Em meio a todas as crises já enfrentadas atualmente no País, o brasileiro se confronta com mais uma, a do setor energético, que ganha o componente da escassez hídrica. Além do encarecimento da energia, mais um fator inflacionário, o consumo está elevado.

No Ceará, o aumento do consumo em maio foi de 15%, acima da média do País, de 12,4%. Além do risco de apagões, que o governo federal busca afastar, a conta de luz  ficará ainda mais cara por mais tempo. E em 2022, já está prevista uma alta de pelo menos 5%.

Em maio, o consumo de energia elétrica no Brasil foi 12,4% maior do que o registrado no mesmo mês do ano passado. O volume consumido alcançou os 62.121 megawatts médios (MW med).

O mercado livre (ACL) registrou crescimento de 26,2%, enquanto o mercado regulado (ACR) apresentou alta de 6,2% em relação ao mesmo período de 2020. O dado faz parte do boletim Infomercado Mensal da Câmara de Comercialização de Energia Elétrica - CCEE.
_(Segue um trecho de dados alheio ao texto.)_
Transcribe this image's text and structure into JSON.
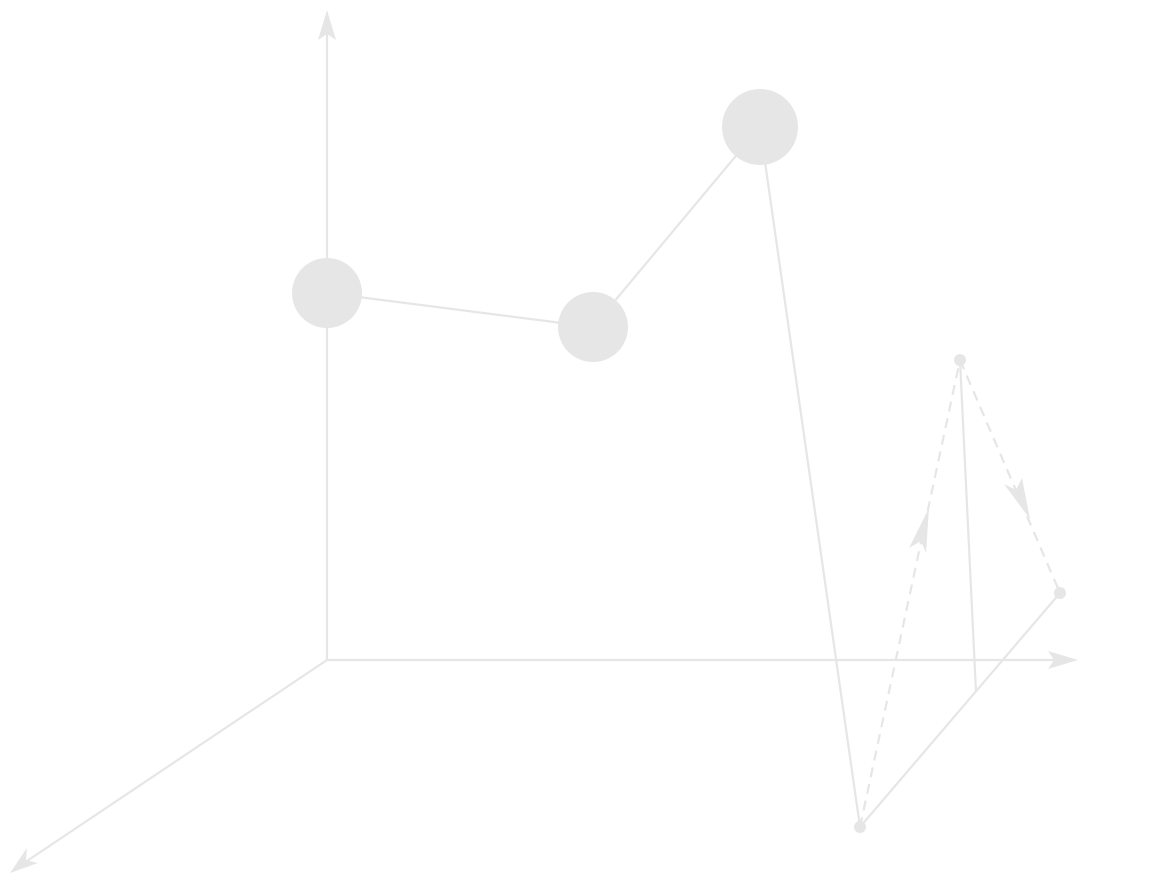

A organização ainda avalia que os aumentos consecutivos refletem a adaptação de setores da economia para operarem durante a pandemia de Covid19.

Por estado

Na análise regional, quase todos os estados encerraram o mês em alta, com destaque para Amazonas (21%), Espírito Santo (20%), Rio de Janeiro (16%), São Paulo (15%), Ceará (15%), Minas Gerais (14%), Bahia (14%) e Santa Catarina (14%). Apenas o Maranhão registrou queda (-1%). Vale lembrar que os dados são preliminares e sofrerão alterações até o encerramento da contabilização.

Setores

Ao avaliar o consumo nos 15 ramos de atividade econômica monitorados pela CCEE, mesmo excluindo as novas cargas dos últimos 12 meses, todos registraram alta no mês de maio, com destaque para os setores têxteis (87,0%), seguida por veículos (84,4%) e serviços (38,4%).

Geração 

Acompanhando o consumo, a geração cresceu 12,5% no mês de maio, na comparação com o mesmo período do ano passado. O aumento se explica pela base de comparação mais reduzida de 2020, quando tanto a produção quanto o consumo de energia foram impactados pela pandemia.

Ao analisar a geração por fonte, houve crescimento em todas elas. As usinas hidrelétricas, principal matriz energética do Brasil, registraram alta de 4,1% (44.673 MW med). As usinas térmicas tiveram aumento de 36,1% (13.034 MW med), os parques eólicos de 37,8% (7.200 MW med) e as fazendas solares, como são conhecidas as usinas fotovoltaicas, de 15,7% (764 MW med).